16 мая 1948. «В крови и пламени погибла Иудея, в крови и пламени она возродится!» Так, кажется, сказал наш великий поэт Ури-Цви Гринберг. Хорошо сказал. Действительно – возродилась. Только вот Иудея – это ведь каждый клочок земли, каждая песчинка на пространстве от Евфрата до реки Египетской. Это ведь и каждый из нас, кто вновь явился сюда, чтобы стать со-творцом великого чуда Г-споднего. И если где-то она возродилась, чтобы жить, то здесь, к югу от Иерусалима – чтобы вновь умереть.

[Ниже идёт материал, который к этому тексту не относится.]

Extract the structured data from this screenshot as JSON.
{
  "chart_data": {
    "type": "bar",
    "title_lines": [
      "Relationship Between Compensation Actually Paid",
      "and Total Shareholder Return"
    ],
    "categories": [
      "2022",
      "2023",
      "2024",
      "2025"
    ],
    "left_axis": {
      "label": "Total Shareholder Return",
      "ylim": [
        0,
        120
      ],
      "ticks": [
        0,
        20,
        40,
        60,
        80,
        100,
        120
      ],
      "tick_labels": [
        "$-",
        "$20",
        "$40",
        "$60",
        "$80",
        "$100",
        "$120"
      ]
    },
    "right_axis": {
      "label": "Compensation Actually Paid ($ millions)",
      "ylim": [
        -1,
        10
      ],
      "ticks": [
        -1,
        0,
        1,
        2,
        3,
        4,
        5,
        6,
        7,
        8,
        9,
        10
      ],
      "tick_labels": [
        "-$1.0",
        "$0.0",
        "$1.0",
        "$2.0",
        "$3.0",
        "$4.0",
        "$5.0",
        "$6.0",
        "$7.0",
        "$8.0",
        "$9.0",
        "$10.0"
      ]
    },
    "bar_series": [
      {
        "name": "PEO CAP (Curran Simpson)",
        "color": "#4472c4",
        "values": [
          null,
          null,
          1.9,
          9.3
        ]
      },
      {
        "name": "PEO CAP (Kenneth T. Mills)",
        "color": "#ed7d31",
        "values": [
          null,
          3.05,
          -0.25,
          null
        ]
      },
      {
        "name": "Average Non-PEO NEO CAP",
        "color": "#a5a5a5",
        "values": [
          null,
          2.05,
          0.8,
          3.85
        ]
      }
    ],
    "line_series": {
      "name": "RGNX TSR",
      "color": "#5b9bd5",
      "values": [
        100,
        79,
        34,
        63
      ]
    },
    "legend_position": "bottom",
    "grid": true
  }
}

Иудея умирала, когда арабские бронетранспортеры, прогромыхав по дороге мимо Одинокого дерева, врывались в корчащийся в последней агонии Кфар-Эцион, ставший Массадой двадцатого века. Она умирала, когда смерть, торопясь, жадно догоняла и заглатывала уроженцев Маутхаузена и Освенцима, вырвавшихся из ее жвал четыре года назад, чтобы, сжимая винтовки, встретить ее лицом к лицу здесь, на Хевронском нагорье. Она умирала, когда, окруженные разъяренной толпой крестьян из окрестных деревень, еле сдерживаемых солдатами Арабского легиона, защитники Мессуот-Ицхак – последнего оплота евреев к югу от Иерусалима – перед тем, как сдаться в плен, прощались со стенами своей синагоги и плача прижимали к груди свитки Торы – последнее, что у них в этом мире осталось. Она умирала, когда они ломали винтовки и пулеметы, прежде чем отправиться в новое изгнание – за Иордан.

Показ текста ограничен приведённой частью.